Au Pays d'Orphée et des Fées
CORINNE SAUFFIER LIVRES
Mon nouveau livre « Mon père me racontait Alexandrie », le récit de ma diaspora, (avec illustrations) vient de paraître (Editions Le livre Actualité).
C'était au temps où la ville d'Alexandrie était belle comme une danseuse orientale, où la vie s'écoulait comme dans un conte entre chansons et fêtes cosmopolites.

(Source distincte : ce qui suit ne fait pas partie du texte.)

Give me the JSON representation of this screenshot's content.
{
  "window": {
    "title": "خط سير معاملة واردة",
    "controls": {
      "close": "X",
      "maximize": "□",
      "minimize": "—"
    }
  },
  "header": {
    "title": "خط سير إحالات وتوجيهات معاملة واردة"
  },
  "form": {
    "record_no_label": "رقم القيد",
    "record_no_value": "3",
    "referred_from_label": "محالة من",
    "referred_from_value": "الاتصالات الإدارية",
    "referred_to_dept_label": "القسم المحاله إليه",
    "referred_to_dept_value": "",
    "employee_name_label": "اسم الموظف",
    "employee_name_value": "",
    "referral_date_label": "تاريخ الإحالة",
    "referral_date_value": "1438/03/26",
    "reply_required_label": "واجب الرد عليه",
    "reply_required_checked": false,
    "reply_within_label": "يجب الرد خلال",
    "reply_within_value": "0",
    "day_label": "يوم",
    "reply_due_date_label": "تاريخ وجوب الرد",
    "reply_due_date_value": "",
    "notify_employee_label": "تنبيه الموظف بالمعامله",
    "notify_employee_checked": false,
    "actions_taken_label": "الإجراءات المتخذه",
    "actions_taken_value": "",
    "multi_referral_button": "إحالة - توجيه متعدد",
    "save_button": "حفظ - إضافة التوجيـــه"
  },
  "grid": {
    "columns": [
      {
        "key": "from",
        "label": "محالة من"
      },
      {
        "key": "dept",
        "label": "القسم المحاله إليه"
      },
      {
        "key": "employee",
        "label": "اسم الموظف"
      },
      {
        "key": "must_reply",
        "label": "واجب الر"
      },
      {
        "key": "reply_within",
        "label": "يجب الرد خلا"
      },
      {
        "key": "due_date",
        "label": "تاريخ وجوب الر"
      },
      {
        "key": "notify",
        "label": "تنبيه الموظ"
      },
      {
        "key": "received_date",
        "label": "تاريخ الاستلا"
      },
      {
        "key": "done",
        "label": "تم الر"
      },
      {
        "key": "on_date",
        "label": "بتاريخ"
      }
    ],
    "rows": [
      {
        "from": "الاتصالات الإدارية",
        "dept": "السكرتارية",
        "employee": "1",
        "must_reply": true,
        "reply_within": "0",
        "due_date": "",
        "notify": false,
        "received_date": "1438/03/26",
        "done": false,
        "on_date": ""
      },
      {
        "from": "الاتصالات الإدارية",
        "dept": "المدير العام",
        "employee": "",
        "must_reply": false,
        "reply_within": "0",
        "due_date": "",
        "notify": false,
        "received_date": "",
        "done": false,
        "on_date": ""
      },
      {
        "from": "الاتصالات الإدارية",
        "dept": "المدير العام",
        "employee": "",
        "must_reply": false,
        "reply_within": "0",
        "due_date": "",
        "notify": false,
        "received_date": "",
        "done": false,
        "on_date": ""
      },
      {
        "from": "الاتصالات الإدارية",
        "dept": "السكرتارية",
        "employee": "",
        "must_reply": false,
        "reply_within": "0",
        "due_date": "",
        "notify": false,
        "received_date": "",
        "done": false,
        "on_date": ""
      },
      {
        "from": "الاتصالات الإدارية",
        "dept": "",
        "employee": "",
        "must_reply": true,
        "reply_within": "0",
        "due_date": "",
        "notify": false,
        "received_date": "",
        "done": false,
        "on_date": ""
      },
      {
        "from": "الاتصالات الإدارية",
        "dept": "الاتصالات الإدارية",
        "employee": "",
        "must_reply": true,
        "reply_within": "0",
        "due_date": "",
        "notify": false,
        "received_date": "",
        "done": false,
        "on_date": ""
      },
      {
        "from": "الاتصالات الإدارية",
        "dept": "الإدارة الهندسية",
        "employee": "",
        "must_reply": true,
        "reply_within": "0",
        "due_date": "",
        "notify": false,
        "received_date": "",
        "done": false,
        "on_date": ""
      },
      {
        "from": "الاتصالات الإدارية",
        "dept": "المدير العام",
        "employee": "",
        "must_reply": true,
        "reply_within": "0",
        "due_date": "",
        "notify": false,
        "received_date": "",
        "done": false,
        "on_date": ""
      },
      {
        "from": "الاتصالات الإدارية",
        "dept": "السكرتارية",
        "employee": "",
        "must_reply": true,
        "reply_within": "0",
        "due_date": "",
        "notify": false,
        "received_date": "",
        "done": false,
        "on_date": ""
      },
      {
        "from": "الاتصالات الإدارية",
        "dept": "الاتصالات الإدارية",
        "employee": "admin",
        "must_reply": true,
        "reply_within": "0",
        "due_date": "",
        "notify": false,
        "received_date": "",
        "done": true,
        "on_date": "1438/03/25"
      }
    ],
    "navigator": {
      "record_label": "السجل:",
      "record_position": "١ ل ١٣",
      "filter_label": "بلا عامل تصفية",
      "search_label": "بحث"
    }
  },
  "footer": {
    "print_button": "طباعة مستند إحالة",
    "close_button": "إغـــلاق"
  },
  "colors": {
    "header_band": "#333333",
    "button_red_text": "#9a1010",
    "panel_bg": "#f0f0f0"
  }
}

C'était la folle jeunesse de mon père au large du célèbre Phare au son du « bouzouki » (instrument grec traditionnel) où des jeunes gens habillés comme des acteurs de cinéma célébraient l’amour et la vie dans la frénésie d’une ville qui aimantait tant d’artistes…
Pour l'année nouvelle, vous découvrirez ce récit passionné transmis par mon père (qui ressemblait à Omar Sharif) en compagnie de personnages pittoresques qui chantaient tous comme Georges Moustaki :
« Arabes Grecs Juifs Italiens
Tous bons Méditerranéens
Tous compagnons du même bord
L'amour et la folie d'abord"
Au vu des événements tragiques que nous vivons, ce monde disparu s'avère un hymne à la tolérance.
Partez à la découverte de ce voyage spirituel, humain, culturel et tendre, c'est ma Grèce en Egypte!
« A la mémoire de ma famille si dispersée à l’image de l’archipel grec éparpillé en mille flottilles »...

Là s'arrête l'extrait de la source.